On the role of the fire service, it is welcome that it will be given powers to enforce the regulations and make sure that buildings are safe, and that owners do their job. We heard in our Select Committee inquiry that the job of the fire service, in all matters, could be greatly enhanced and helped if every single property has a log book, which has the materials used in the construction of the building, the building’s layout and the responsibilities for the management of that building, including evacuation procedures. It would help the fire service to carry out enforcement and, of course, it would make it much easier for the fire service to deal with a fire when one breaks out in such a building.

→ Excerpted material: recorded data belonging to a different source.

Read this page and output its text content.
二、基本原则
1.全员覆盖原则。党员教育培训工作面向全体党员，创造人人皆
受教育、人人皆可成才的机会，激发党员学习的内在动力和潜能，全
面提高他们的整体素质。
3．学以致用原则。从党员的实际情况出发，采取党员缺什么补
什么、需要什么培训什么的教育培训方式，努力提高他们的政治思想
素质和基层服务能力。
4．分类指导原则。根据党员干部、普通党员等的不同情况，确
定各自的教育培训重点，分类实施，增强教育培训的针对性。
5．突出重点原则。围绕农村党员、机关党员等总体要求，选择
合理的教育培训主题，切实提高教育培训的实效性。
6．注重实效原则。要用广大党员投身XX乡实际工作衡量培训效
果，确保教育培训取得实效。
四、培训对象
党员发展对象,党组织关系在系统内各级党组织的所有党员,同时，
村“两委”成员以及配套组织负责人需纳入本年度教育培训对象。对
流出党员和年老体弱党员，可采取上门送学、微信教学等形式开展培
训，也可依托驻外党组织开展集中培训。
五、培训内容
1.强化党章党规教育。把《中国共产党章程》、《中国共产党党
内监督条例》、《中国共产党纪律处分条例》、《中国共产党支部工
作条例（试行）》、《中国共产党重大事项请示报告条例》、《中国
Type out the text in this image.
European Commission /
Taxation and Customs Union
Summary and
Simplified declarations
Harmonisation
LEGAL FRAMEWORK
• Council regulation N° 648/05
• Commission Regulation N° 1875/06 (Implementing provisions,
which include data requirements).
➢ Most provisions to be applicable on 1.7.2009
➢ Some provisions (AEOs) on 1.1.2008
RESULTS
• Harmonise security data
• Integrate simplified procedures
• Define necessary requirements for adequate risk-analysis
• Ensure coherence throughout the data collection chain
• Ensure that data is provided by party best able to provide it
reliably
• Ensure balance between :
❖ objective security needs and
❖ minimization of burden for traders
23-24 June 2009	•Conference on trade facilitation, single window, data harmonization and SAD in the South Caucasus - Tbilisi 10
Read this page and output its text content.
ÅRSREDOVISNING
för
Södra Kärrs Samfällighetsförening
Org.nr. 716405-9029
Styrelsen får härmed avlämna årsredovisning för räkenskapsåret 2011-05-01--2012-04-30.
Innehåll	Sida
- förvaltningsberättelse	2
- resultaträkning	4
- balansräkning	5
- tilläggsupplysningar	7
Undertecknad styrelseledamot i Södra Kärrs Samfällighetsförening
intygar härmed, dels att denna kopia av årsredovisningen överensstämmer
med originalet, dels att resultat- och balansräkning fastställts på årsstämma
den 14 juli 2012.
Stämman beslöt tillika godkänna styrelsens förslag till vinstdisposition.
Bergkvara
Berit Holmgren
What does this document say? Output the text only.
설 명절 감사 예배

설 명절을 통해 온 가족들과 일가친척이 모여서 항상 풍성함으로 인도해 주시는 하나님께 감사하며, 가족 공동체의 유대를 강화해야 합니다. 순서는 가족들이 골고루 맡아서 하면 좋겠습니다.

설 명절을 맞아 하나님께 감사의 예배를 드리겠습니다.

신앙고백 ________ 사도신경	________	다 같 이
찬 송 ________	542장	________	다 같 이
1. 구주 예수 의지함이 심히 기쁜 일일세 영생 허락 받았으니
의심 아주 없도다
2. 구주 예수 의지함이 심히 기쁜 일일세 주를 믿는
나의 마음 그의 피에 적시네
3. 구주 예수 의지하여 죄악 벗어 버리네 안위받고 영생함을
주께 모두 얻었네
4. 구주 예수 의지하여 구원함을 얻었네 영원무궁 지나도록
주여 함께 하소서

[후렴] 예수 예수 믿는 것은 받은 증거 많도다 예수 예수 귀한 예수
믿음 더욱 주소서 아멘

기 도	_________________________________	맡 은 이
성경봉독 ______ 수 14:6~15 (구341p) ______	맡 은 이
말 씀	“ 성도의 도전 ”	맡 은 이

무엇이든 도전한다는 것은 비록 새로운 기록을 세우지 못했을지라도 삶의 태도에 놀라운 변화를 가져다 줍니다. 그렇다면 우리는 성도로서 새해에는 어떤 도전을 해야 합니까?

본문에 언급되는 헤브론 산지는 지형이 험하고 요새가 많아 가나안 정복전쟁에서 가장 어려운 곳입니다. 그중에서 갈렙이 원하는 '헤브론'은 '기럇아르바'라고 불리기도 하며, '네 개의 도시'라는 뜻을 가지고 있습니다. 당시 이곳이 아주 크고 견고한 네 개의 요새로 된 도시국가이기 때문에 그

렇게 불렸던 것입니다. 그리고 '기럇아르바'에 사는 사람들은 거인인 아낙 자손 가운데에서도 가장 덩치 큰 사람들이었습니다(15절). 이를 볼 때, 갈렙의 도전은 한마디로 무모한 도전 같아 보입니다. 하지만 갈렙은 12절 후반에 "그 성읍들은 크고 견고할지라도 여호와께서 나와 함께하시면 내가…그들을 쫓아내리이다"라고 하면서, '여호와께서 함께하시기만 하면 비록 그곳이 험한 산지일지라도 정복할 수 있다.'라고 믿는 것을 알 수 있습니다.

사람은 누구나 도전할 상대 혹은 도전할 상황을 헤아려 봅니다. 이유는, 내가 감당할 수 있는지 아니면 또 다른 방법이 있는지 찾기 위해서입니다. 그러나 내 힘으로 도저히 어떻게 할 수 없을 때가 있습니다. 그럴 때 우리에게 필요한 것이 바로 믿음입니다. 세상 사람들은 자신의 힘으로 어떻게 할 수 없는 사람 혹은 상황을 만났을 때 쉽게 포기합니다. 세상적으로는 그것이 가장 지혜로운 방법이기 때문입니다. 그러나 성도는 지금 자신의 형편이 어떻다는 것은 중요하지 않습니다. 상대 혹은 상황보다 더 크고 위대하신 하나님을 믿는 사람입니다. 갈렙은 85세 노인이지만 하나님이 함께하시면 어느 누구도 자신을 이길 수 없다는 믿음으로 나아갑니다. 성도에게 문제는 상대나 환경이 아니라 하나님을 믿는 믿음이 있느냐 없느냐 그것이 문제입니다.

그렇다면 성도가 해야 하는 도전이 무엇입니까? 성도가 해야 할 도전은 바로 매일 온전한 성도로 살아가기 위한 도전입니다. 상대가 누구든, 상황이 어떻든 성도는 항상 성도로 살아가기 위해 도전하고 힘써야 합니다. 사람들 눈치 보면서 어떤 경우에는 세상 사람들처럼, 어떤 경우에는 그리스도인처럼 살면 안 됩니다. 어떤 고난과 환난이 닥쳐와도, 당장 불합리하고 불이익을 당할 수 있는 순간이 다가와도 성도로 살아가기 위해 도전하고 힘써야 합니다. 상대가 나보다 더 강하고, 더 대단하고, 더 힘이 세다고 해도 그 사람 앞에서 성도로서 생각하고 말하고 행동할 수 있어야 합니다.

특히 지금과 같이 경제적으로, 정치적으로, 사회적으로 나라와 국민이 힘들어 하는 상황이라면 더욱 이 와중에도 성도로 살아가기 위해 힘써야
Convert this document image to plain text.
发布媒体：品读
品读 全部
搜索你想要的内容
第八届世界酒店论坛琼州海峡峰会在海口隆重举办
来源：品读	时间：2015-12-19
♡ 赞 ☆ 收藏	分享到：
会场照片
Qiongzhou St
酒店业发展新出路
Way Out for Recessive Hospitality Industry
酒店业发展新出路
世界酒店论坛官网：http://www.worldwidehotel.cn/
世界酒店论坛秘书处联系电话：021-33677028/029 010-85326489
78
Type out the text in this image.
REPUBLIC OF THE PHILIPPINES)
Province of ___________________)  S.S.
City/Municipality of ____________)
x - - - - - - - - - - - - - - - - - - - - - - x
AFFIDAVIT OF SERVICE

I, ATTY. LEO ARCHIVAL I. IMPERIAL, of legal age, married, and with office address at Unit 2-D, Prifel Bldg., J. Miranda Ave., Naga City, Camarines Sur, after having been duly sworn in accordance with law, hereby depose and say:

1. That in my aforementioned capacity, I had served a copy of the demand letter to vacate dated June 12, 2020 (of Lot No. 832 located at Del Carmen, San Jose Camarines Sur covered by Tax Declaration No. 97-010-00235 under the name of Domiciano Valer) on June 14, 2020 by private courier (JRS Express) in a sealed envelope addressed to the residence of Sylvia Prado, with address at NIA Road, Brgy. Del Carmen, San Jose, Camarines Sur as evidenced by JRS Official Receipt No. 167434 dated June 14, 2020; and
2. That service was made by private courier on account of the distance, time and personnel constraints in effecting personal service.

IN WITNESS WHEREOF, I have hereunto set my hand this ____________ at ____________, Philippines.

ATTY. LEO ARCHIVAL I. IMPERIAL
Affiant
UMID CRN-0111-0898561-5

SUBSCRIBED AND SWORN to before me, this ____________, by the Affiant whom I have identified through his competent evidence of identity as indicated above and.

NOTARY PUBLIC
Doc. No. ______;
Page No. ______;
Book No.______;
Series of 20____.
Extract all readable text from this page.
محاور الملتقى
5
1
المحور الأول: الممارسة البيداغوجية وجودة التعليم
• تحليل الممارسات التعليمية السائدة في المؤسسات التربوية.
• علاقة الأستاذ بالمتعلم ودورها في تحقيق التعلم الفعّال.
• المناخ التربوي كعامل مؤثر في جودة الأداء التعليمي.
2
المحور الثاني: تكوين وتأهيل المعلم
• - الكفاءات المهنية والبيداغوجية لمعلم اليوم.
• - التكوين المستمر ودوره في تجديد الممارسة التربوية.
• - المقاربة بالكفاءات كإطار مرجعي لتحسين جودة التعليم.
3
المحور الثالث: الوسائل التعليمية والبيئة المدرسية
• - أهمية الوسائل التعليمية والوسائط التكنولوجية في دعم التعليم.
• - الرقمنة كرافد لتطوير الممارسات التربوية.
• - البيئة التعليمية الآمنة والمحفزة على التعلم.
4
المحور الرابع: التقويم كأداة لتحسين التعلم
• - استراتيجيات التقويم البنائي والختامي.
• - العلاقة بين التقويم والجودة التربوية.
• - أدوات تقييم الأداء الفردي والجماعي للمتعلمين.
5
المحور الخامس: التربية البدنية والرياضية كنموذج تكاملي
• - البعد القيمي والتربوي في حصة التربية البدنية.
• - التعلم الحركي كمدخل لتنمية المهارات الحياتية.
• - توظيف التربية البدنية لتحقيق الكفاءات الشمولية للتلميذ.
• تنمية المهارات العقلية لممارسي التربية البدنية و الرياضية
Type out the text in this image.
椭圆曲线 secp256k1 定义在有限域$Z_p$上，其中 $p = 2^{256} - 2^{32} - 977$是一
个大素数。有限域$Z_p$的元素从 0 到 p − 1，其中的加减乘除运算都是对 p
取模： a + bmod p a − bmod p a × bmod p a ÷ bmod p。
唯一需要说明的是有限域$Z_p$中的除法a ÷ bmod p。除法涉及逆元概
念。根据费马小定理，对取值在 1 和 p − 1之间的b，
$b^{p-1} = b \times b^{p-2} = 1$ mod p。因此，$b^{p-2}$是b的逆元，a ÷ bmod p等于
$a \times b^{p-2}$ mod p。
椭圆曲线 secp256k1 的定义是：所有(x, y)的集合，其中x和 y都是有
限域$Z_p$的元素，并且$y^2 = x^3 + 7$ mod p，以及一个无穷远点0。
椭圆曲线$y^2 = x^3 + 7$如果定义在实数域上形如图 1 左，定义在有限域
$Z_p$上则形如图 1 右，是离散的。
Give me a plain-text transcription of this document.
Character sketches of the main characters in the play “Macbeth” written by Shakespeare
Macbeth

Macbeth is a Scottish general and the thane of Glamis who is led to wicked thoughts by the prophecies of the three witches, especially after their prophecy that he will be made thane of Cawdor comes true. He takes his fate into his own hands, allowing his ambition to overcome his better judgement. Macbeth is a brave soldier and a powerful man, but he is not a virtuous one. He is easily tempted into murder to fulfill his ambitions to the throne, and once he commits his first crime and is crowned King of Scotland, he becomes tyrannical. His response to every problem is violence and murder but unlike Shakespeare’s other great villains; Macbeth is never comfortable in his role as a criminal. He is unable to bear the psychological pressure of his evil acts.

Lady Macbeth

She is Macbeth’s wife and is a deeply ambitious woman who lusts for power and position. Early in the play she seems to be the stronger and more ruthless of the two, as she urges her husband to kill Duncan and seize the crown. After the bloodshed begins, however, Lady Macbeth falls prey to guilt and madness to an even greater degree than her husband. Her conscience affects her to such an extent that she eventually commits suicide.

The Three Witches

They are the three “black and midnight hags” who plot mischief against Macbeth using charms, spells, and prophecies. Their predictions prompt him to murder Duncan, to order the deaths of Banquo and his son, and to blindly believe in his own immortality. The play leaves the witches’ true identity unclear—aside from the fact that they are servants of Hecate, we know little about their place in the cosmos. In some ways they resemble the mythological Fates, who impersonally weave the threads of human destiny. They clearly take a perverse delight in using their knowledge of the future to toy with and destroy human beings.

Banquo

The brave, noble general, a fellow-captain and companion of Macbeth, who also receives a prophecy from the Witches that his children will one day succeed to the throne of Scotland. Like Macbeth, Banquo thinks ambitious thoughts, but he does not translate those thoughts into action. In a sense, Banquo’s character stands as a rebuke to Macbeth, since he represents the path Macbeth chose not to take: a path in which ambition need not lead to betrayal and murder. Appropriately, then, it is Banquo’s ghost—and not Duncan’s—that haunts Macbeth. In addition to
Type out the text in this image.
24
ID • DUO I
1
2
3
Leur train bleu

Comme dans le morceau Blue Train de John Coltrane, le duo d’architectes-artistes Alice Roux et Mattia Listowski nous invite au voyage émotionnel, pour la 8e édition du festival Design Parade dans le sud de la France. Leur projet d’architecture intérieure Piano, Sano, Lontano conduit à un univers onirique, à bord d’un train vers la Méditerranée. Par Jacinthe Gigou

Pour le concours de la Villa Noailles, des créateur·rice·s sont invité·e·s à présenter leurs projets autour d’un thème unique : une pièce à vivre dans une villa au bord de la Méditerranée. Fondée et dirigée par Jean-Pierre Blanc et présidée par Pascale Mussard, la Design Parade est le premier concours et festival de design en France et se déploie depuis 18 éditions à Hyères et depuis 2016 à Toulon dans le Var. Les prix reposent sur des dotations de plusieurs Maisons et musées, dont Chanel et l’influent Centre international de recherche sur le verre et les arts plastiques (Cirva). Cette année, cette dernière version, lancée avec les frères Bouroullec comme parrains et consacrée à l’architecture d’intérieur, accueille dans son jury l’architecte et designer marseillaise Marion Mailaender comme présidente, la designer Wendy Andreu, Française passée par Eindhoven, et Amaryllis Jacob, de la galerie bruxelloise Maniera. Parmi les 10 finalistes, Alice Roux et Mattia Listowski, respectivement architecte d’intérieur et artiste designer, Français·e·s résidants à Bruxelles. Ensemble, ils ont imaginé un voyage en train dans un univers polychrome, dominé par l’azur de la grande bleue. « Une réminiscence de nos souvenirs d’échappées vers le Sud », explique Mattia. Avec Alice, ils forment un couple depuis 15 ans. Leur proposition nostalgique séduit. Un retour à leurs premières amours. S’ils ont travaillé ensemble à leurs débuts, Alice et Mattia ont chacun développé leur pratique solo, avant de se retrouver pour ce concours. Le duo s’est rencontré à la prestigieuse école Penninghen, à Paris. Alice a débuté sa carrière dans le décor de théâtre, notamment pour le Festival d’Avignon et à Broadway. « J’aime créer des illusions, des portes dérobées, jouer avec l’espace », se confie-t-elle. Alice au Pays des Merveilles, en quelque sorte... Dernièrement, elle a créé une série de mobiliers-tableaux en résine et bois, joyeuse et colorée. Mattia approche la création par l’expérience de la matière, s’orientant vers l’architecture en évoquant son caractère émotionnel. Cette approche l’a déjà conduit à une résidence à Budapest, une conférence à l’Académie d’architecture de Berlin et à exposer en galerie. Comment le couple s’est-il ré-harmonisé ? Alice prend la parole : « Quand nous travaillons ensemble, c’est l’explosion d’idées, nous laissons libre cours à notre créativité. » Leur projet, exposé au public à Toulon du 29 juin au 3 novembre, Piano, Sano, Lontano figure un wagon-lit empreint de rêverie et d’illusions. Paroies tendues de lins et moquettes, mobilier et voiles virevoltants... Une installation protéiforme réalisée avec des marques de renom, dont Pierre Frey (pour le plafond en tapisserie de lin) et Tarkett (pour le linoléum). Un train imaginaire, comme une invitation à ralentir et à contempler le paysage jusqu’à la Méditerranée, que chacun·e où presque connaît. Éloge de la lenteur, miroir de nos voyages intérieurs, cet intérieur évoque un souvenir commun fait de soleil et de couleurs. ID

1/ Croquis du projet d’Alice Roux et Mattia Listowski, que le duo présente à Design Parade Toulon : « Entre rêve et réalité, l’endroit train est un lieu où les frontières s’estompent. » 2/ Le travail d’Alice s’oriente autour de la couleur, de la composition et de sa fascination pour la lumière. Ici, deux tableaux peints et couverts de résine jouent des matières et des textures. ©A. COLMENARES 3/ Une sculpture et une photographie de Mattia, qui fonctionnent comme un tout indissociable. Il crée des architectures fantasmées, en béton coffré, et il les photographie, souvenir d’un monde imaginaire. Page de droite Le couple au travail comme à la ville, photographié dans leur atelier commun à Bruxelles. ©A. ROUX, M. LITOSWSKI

Dame Judith highlighted the need for residents of these high-rise residential buildings to be fully involved in, informed of and consulted on matters to do with the safety of those buildings. The Select Committee completely agreed with her, and it is welcome that in the Bill, there is the possibility to go on and ensure that evacuation procedures in buildings are fully understood by the people who live in them.

Finally, to echo the comments that have been made, all this legislation we are discussing today and future legislation should have the simple objective of making sure that a Grenfell disaster never happens again.